Is your toddler not talking yet? Don’t fret says study

By @ibtimesau on


Parents who are worried that their child hasn't started talking by age two shouldn't be worried according to a recent study in the journal Pediatrics. Children who were late talkers at age 2 did not show any increased risk of behavioral or emotional problems throughout their childhood or adolescence.

Parents worry when their child is struggling to form words at age two and fear that their development could be stunted. The new study led by Andrew Whitehouse at Telethon Institute for Child Health research at the University of Western Australia found that toddlers who talk late will not develop any lasting emotional or behavioral problems.

The study which is the first of its kind studied more than 1,300 2 year olds and tracked them until they were 17 years old. The team assessed the children at age 2. Out of the 1387 children, 1245 were already saying 50 words and could string two or three words and were considered "normal". 10 percent or 142 children were classed as late talkers.

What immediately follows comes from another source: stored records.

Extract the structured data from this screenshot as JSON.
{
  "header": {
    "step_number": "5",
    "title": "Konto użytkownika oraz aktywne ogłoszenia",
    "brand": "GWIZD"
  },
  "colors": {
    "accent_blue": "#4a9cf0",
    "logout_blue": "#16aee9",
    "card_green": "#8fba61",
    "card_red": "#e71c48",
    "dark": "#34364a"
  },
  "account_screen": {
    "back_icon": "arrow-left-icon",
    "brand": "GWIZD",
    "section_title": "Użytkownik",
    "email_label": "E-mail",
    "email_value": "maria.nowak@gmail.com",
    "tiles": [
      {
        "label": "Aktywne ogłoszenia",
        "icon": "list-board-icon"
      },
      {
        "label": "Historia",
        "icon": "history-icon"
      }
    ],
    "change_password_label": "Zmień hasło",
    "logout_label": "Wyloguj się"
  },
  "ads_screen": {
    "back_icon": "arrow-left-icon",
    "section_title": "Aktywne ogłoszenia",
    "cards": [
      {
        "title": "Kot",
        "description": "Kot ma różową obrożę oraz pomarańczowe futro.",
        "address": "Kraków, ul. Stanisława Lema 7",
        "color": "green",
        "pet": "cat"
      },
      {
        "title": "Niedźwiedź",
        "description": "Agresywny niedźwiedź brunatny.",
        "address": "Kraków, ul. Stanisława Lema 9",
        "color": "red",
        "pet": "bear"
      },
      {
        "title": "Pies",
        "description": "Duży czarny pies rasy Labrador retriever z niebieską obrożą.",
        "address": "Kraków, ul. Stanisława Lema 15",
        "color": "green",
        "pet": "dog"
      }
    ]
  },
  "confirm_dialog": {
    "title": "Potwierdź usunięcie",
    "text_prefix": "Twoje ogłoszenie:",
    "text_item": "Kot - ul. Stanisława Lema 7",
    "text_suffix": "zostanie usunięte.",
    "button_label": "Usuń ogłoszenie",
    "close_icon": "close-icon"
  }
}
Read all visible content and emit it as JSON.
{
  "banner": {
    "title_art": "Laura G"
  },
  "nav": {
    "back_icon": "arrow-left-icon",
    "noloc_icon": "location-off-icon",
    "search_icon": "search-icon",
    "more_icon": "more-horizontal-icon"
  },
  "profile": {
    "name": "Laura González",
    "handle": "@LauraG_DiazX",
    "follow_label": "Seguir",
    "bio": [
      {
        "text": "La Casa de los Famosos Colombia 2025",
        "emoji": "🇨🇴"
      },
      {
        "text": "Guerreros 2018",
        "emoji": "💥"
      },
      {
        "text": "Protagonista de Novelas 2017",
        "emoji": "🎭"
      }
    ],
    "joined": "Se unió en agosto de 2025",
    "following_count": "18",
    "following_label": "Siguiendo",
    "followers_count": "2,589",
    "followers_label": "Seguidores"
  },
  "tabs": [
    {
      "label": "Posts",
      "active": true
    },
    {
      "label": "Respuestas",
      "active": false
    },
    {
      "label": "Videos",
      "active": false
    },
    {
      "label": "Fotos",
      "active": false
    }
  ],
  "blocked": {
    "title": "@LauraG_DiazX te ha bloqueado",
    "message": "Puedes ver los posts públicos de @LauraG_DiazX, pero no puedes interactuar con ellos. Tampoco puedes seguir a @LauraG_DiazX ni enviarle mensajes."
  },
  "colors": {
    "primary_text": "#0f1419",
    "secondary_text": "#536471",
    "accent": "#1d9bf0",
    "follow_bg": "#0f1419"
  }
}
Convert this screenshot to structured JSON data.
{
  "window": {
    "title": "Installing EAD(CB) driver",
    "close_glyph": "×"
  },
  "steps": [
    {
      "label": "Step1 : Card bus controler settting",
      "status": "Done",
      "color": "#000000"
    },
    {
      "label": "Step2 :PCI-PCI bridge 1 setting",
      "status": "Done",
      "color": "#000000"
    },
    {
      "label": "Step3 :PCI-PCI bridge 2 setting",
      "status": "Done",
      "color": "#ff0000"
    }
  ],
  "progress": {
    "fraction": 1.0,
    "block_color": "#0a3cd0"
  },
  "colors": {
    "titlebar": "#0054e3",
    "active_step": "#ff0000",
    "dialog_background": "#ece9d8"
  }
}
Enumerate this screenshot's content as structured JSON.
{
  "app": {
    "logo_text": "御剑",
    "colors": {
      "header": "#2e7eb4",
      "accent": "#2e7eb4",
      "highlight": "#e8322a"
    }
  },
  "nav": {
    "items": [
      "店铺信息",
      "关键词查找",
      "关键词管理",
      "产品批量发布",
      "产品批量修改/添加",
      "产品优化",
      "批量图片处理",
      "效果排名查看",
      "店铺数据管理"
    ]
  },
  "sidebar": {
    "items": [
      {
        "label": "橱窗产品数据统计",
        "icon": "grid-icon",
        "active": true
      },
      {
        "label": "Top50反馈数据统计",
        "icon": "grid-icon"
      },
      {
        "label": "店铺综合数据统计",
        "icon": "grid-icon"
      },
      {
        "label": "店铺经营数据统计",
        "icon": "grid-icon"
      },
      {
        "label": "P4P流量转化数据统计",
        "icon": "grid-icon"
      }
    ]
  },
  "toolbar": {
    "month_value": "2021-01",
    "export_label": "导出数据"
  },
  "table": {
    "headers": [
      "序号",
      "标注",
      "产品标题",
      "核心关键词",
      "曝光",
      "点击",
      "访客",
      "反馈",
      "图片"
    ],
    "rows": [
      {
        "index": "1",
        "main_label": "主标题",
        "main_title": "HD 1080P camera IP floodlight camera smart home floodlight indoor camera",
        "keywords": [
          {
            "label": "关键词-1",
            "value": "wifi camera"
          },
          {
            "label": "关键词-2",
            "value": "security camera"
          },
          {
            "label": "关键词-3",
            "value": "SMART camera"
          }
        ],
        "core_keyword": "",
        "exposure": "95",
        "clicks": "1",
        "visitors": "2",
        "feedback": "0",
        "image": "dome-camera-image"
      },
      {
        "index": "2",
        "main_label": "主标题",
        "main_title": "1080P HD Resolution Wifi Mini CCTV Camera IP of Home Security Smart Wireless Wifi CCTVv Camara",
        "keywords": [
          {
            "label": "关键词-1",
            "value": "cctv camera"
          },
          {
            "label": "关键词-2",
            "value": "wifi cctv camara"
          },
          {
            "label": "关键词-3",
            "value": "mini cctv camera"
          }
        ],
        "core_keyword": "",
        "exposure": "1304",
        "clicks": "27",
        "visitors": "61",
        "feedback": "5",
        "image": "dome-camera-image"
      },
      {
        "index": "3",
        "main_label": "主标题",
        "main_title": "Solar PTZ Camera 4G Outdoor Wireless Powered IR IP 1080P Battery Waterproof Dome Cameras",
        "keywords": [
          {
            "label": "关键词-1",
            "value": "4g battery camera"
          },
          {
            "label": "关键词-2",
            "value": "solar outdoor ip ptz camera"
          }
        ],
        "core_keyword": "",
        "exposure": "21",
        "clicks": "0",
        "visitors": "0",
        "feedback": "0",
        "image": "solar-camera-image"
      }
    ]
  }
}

Children who haven't talked by age 2 were previously thought to have behavioral difficulties later on. The 142 children who were considered late talkers were regularly assessed until they turned 17. The study discovered that these late talkers didn't develop behavior problems. Eighty percent of the late talkers were already talking with their peers when they started school.

The scientists found that while late-talkers will exhibit emotional and behavioral problems at age 2 these problems will eventually go away when they start talking. Professor Whitehouse said in an email: "They were at no more risk for these problems at later ages." He adds that the behavioral problems the toddlers have are more about being frustrated at not being able to communicate than a sign of a serious psychosocial issue like ADD.

Parents shouldn't be too concerned if their child doesn't meet the language milestone set by pediatricians. "Parents should not be overly concerned that late-talking at age 2 years will result in enduring language and psychological difficulties for the child," says Whitehouse. "There is good evidence that most late-talking children will 'catch up' to the language skills of other children."

While some children could simply be late bloomers it doesn't mean that all language delays should be dismissed. If the child hasn't talked by the time he or she enters school it could be time to seek help.